Hamburg. Miss Sophie und ihr Butler James gehören als TV-Tradition in Deutschland einfach zum Jahreswechsel dazu - 2022 seit 50 Jahren.
Obwohl Schwarz-Weiß, bringt dieser gespielte Witz alljährlich Farbe (und Freude) in viele Gesichter: „Dinner for One“ mit Freddie Frinton und May Warden. Der Sketch mit einem beschwipsten Butler ist in Deutschland so sehr mit Silvester verbunden wie Sekt und Feuerwerk.
Vor 50 Jahren - am 31. Dezember 1972 - wurde beim Norddeutschen Rundfunk (NDR) in Hamburg die Fernsehtradition begründet, „Dinner for One“ stets an Silvester auszustrahlen.
„The same procedure as every year“ (Der gleiche Ablauf wie in jedem Jahr): Dieser Satz ist ein geflügeltes Wort geworden. Im Fernsehen gibt es keinen Beitrag, der so oft wiederholt wurde wie „Dinner for One“. Schon 1988 kam der Sketch ins Guinness-Buch der Rekorde als „am häufigsten wiederholte TV-Produktion“, wie es vom NDR heißt.
Dass das 18-minütige Stück TV-Unterhaltung zum Silvesterklassiker in Deutschland wurde, geht auf den früheren NDR-Unterhaltungschef Henri Regnier zurück. Er hatte 1972 die Idee, das Band für den letzten Abend des Jahres aus dem Archiv zu holen und den Sketch auszustrahlen. Warum Regnier (1917-1988) das mit diesem aufgezeichneten Bühnenstück tat und wie das damals genau ablief, kann 50 Jahre später beim NDR niemand mehr so genau sagen.
Jedenfalls vergeht seitdem kein Jahreswechsel mehr ohne „Dinner for One“. Vor 25 Jahren (1997) schauten laut NDR erstmals mehr Menschen „Dinner for One“ (11,9 Millionen) als die Neujahrsansprache des Bundeskanzlers (9,3 Millionen) - damals Helmut Kohl.

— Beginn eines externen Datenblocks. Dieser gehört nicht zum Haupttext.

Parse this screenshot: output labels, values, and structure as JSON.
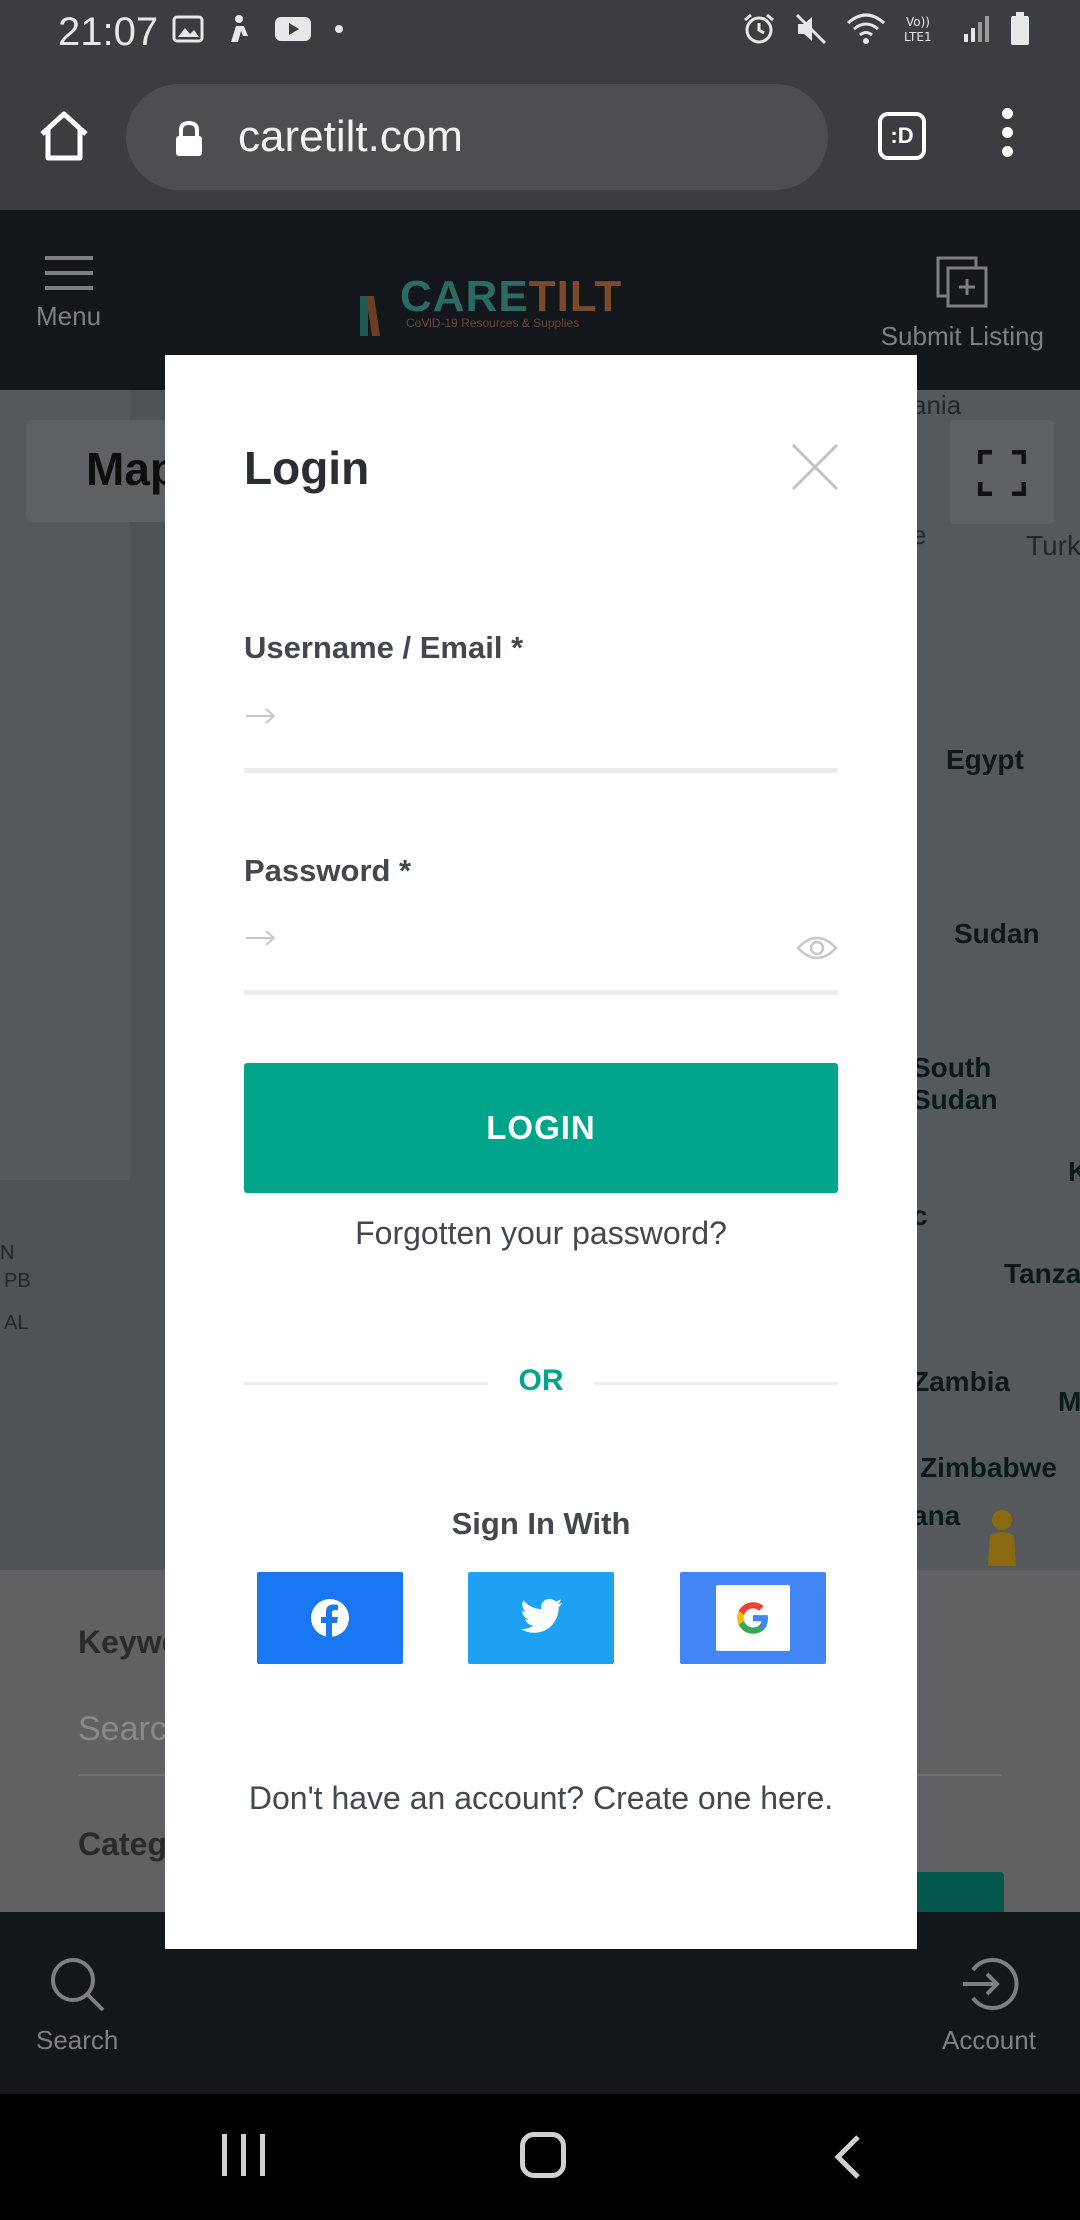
{
  "status_bar": {
    "time": "21:07"
  },
  "browser": {
    "url": "caretilt.com",
    "tab_switcher_label": ":D"
  },
  "site_header": {
    "menu_label": "Menu",
    "logo_word_1": "CARE",
    "logo_word_2": "TILT",
    "logo_tagline": "CoViD-19 Resources & Supplies",
    "submit_label": "Submit Listing"
  },
  "map": {
    "tab_label": "Map",
    "labels": [
      "ania",
      "e",
      "Turk",
      "Egypt",
      "Sudan",
      "South Sudan",
      "K",
      "c",
      "Tanza",
      "Zambia",
      "M",
      "Zimbabwe",
      "ana"
    ],
    "left_labels": [
      "N",
      "PB",
      "AL"
    ]
  },
  "search_panel": {
    "keywords_label": "Keywe",
    "search_placeholder": "Searc",
    "category_label": "Categ"
  },
  "site_nav": {
    "search_label": "Search",
    "account_label": "Account"
  },
  "modal": {
    "title": "Login",
    "username_label": "Username / Email *",
    "password_label": "Password *",
    "login_button": "LOGIN",
    "forgot_link": "Forgotten your password?",
    "or_text": "OR",
    "sign_in_with": "Sign In With",
    "signup_text": "Don't have an account? Create one here."
  },
  "colors": {
    "accent": "#00a58c",
    "facebook": "#1a77f2",
    "twitter": "#1da1f2",
    "google": "#4285f4"
  }
}
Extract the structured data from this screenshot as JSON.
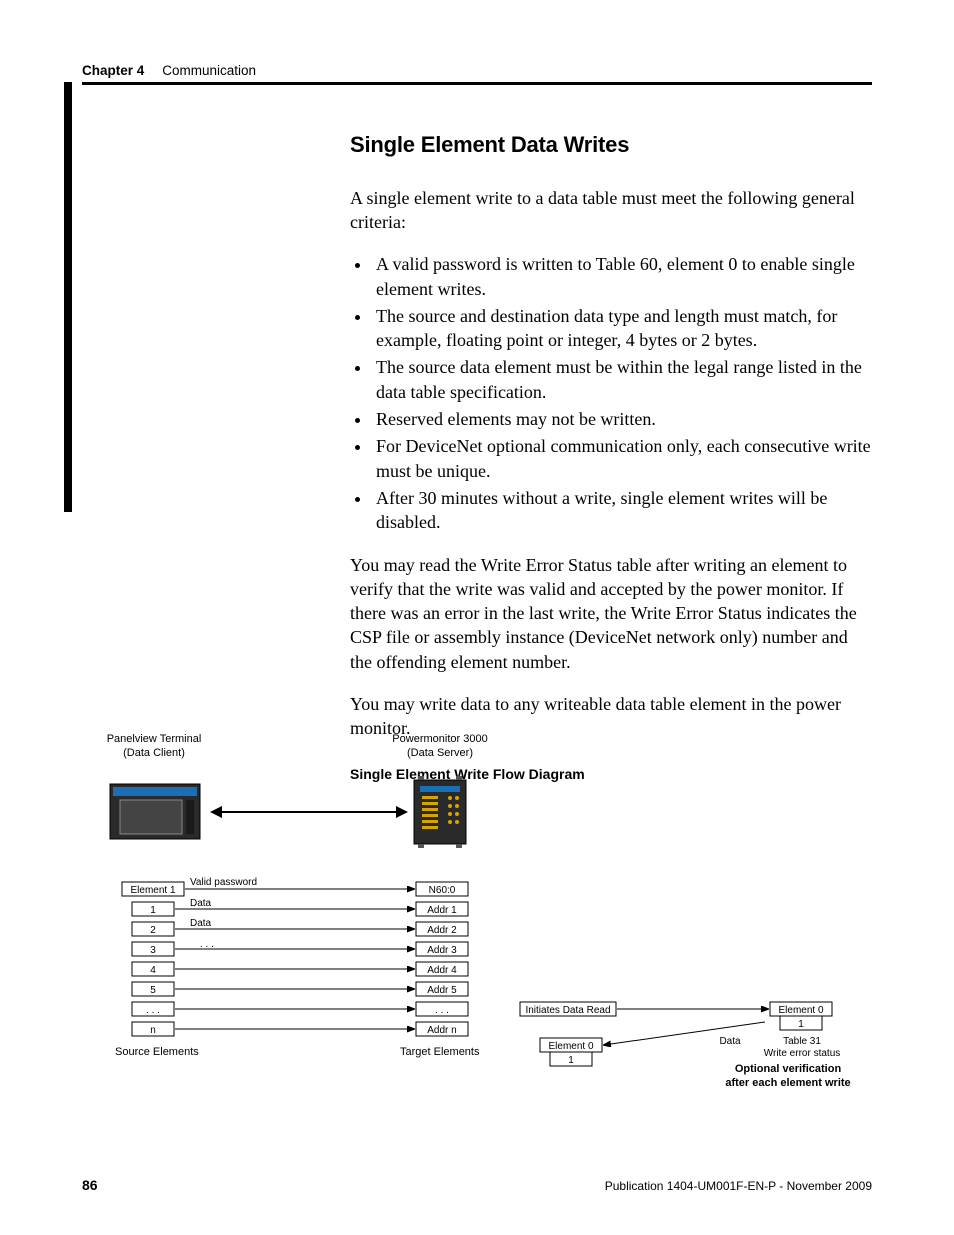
{
  "header": {
    "chapter": "Chapter 4",
    "section": "Communication"
  },
  "section": {
    "title": "Single Element Data Writes",
    "intro": "A single element write to a data table must meet the following general criteria:",
    "bullets": [
      "A valid password is written to Table 60, element 0 to enable single element writes.",
      "The source and destination data type and length must match, for example, floating point or integer, 4 bytes or 2 bytes.",
      "The source data element must be within the legal range listed in the data table specification.",
      "Reserved elements may not be written.",
      "For DeviceNet optional communication only, each consecutive write must be unique.",
      "After 30 minutes without a write, single element writes will be disabled."
    ],
    "post1": "You may read the Write Error Status table after writing an element to verify that the write was valid and accepted by the power monitor. If there was an error in the last write, the Write Error Status indicates the CSP file or assembly instance (DeviceNet network only) number and the offending element number.",
    "post2": "You may write data to any writeable data table element in the power monitor.",
    "diagram_title": "Single Element Write Flow Diagram"
  },
  "diagram": {
    "client_label_top": "Panelview Terminal",
    "client_label_bottom": "(Data Client)",
    "server_label_top": "Powermonitor 3000",
    "server_label_bottom": "(Data Server)",
    "source_label": "Source Elements",
    "target_label": "Target Elements",
    "arrow_labels": {
      "valid_password": "Valid password",
      "data": "Data",
      "dots": ". . ."
    },
    "source_elements": [
      "Element 1",
      "1",
      "2",
      "3",
      "4",
      "5",
      ". . .",
      "n"
    ],
    "target_elements": [
      "N60:0",
      "Addr 1",
      "Addr 2",
      "Addr 3",
      "Addr 4",
      "Addr 5",
      ". . .",
      "Addr n"
    ],
    "right_panel": {
      "initiates": "Initiates Data Read",
      "element0": "Element 0",
      "one": "1",
      "data_lbl": "Data",
      "table31": "Table 31",
      "wes": "Write error status",
      "caption1": "Optional verification",
      "caption2": "after each element write"
    }
  },
  "footer": {
    "page": "86",
    "publication": "Publication 1404-UM001F-EN-P - November 2009"
  }
}
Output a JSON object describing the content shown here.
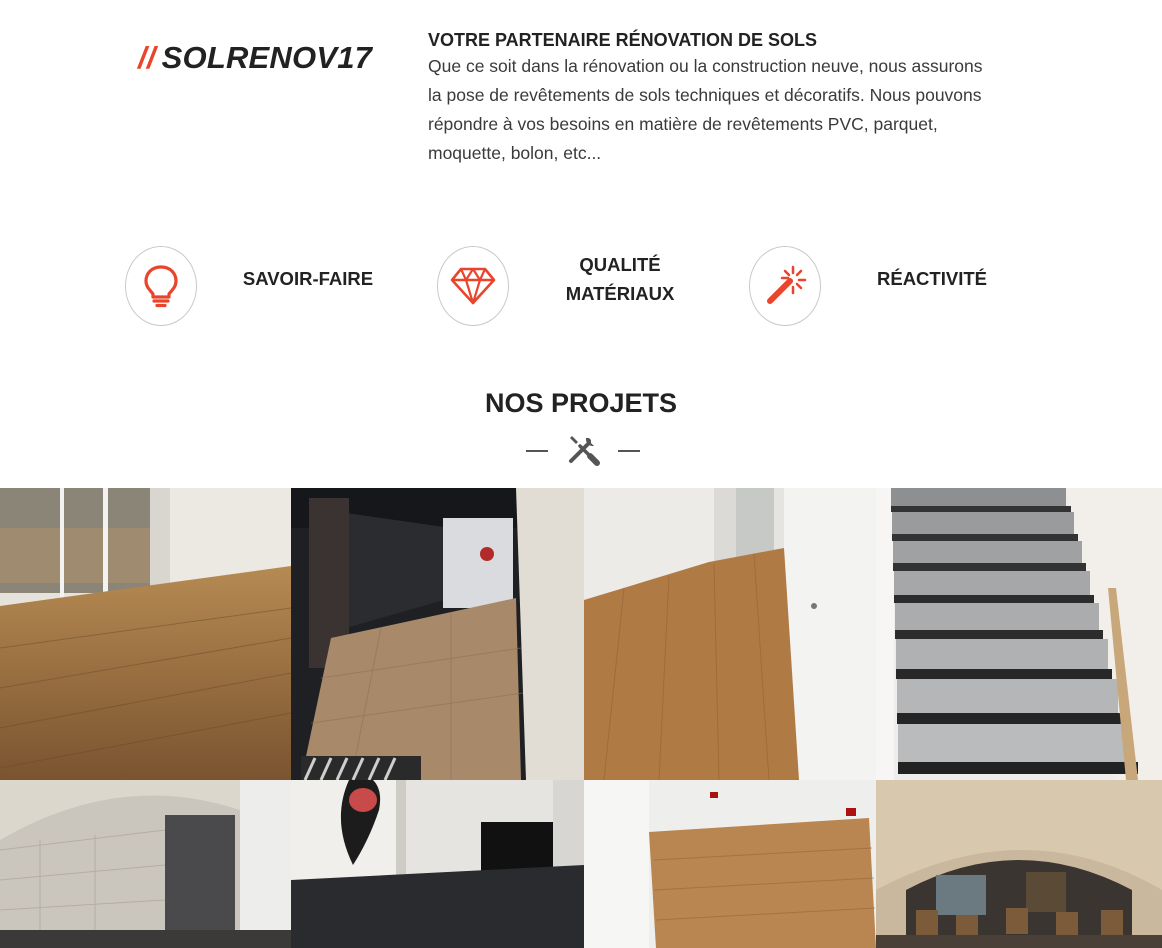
{
  "brand": {
    "slashes": "//",
    "name": "SOLRENOV17"
  },
  "intro": {
    "title": "VOTRE PARTENAIRE RÉNOVATION DE SOLS",
    "line1": "Que ce soit dans la rénovation ou la construction neuve, nous assurons",
    "line2": "la pose de revêtements de sols techniques et décoratifs. Nous pouvons",
    "line3": "répondre à vos besoins en matière de revêtements PVC, parquet,",
    "line4": "moquette, bolon, etc..."
  },
  "features": {
    "one": {
      "label": "SAVOIR-FAIRE",
      "icon": "lightbulb-icon"
    },
    "two": {
      "line1": "QUALITÉ",
      "line2": "MATÉRIAUX",
      "icon": "diamond-icon"
    },
    "three": {
      "label": "RÉACTIVITÉ",
      "icon": "magic-wand-icon"
    }
  },
  "projects": {
    "title": "NOS PROJETS",
    "divider_icon": "tools-icon",
    "photos": [
      "wood-floor-room-with-glass-doors",
      "hotel-corridor-with-tiled-floor",
      "room-with-wood-vinyl-floor-and-doors",
      "staircase-with-grey-treads",
      "stone-vaulted-cellar",
      "room-with-dark-carpet-and-mural",
      "room-with-new-parquet",
      "vaulted-restaurant-hall"
    ]
  },
  "colors": {
    "accent": "#e8452c",
    "text": "#222222",
    "body": "#3a3a3a",
    "circle_border": "#c9c9c9"
  }
}
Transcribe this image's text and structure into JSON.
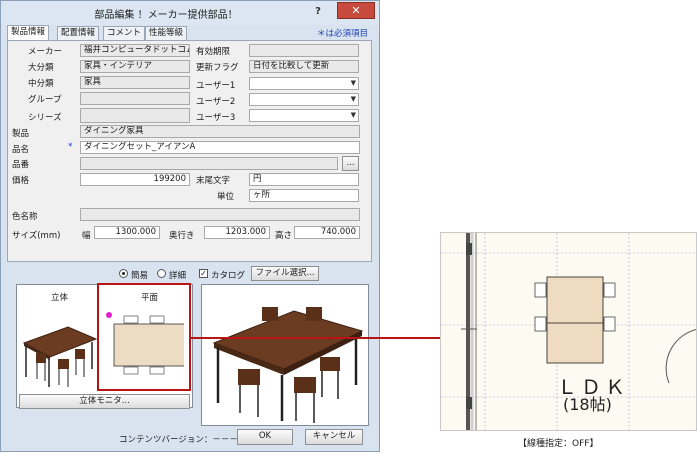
{
  "window": {
    "title": "部品編集 ！メーカー提供部品！",
    "help": "?",
    "close": "✕"
  },
  "tabs": [
    {
      "label": "製品情報"
    },
    {
      "label": "配置情報"
    },
    {
      "label": "コメント"
    },
    {
      "label": "性能等級"
    }
  ],
  "required_note": "＊は必須項目",
  "form": {
    "maker_label": "メーカー",
    "maker": "福井コンピュータドットコム",
    "large_label": "大分類",
    "large": "家具・インテリア",
    "mid_label": "中分類",
    "mid": "家具",
    "group_label": "グループ",
    "series_label": "シリーズ",
    "expiry_label": "有効期限",
    "update_flag_label": "更新フラグ",
    "update_flag": "日付を比較して更新",
    "user1_label": "ユーザー1",
    "user2_label": "ユーザー2",
    "user3_label": "ユーザー3",
    "product_label": "製品",
    "product": "ダイニング家具",
    "name_label": "品名",
    "name": "ダイニングセット_アイアンA",
    "number_label": "品番",
    "browse": "...",
    "price_label": "価格",
    "price": "199200",
    "suffix_label": "末尾文字",
    "suffix": "円",
    "unit_label": "単位",
    "unit": "ヶ所",
    "color_label": "色名称",
    "size_label": "サイズ(mm)",
    "width_label": "幅",
    "width": "1300.000",
    "depth_label": "奥行き",
    "depth": "1203.000",
    "height_label": "高さ",
    "height": "740.000"
  },
  "view": {
    "simple": "簡易",
    "detail": "詳細",
    "catalog": "カタログ",
    "file_select": "ファイル選択...",
    "solid": "立体",
    "plan": "平面",
    "monitor": "立体モニタ..."
  },
  "footer": {
    "content_version": "コンテンツバージョン：－－－",
    "ok": "OK",
    "cancel": "キャンセル"
  },
  "plan": {
    "room_name": "ＬＤＫ",
    "room_size": "(18帖)",
    "caption": "【線種指定：OFF】"
  }
}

Im Jahr 2003 erreichten Frinton und Warden demnach sogar mehr als 13 Millionen Menschen. 2021 waren es noch mehr: „„Dinner for One“ wurde Silvester 2021 von rund 15 Millionen Menschen gesehen“, sagt eine NDR-Sprecherin auf Nachfrage. „Sie hatten mindestens für eine Minute Kontakt zu einer der Ausstrahlungen in den Dritten Programmen der ARD und im Ersten. Berücksichtigt sind „nur“ die Ausstrahlungen der Originalversion. Das heißt: nicht die diversen Mundartversionen.“
Als deutscher Entdecker von „Dinner for One“ gilt der Fernseh-Altmeister Peter Frankenfeld (1913-1979): Vor 60 Jahren, also schon 1962, hatte er zusammen mit dem Regisseur Heinz Dunkhase den Sketch im englischen Seebad Blackpool gesehen und für seine Sendung „Guten Abend, Peter Frankenfeld“ verpflichtet.
Dort lief der Sketch am 8. März 1963. Der gespielte Witz löste Begeisterung beim Publikum aus und bewog den NDR, Frinton und Warden nach Hamburg einzuladen, um dort im Studio B in Lokstedt vom 30. April bis 4. Mai 1963 eine Fernsehfassung fürs Archiv aufzuzeichnen. Frinton und Warden erhielten für den Auftritt laut NDR 4150 D-Mark.
Die Aufzeichnung wurde dann zwischen 1963 und 1972 hin und wieder als Pausenfüller im noch nicht allzu prall gefüllten Fernsehprogramm von ARD und NDR gezeigt. Erst neun Jahre nach der Erstausstrahlung bekam der Sketch dann seinen Sendeplatz an Silvester - und wurde Kult.
Der Inhalt des Dramoletts ist Millionen Menschen vertraut: Die alte Miss Sophie feiert ihren 90. Geburtstag allein mit ihrem Diener James. Er vertritt reihum Sophies bereits verstorbene Freunde Sir Toby, Admiral von Schneider, Mr. Pommeroy und Mr. Winterbottom und trinkt jeweils in deren Namen auf Miss Sophie.
Dabei wird Butler James immer betrunkener und fällt regelmäßig über den Tigerkopf-Teppich. Elfmal, um genau zu sein. Am Ende geleitet er Miss Sophie ins Bett. „The same procedure as every year.“
May Warden (1891-1978) war bei der legendär gewordenen Aufzeichnung etwa 18 Jahre von ihrem gespielten Alter entfernt, Butler-Darsteller Freddie Frinton war gerade mal 54. Er starb 1968, also bevor sein Schwipsspiel zum TV-Kult in Deutschland wurde - mit nur 59 Jahren.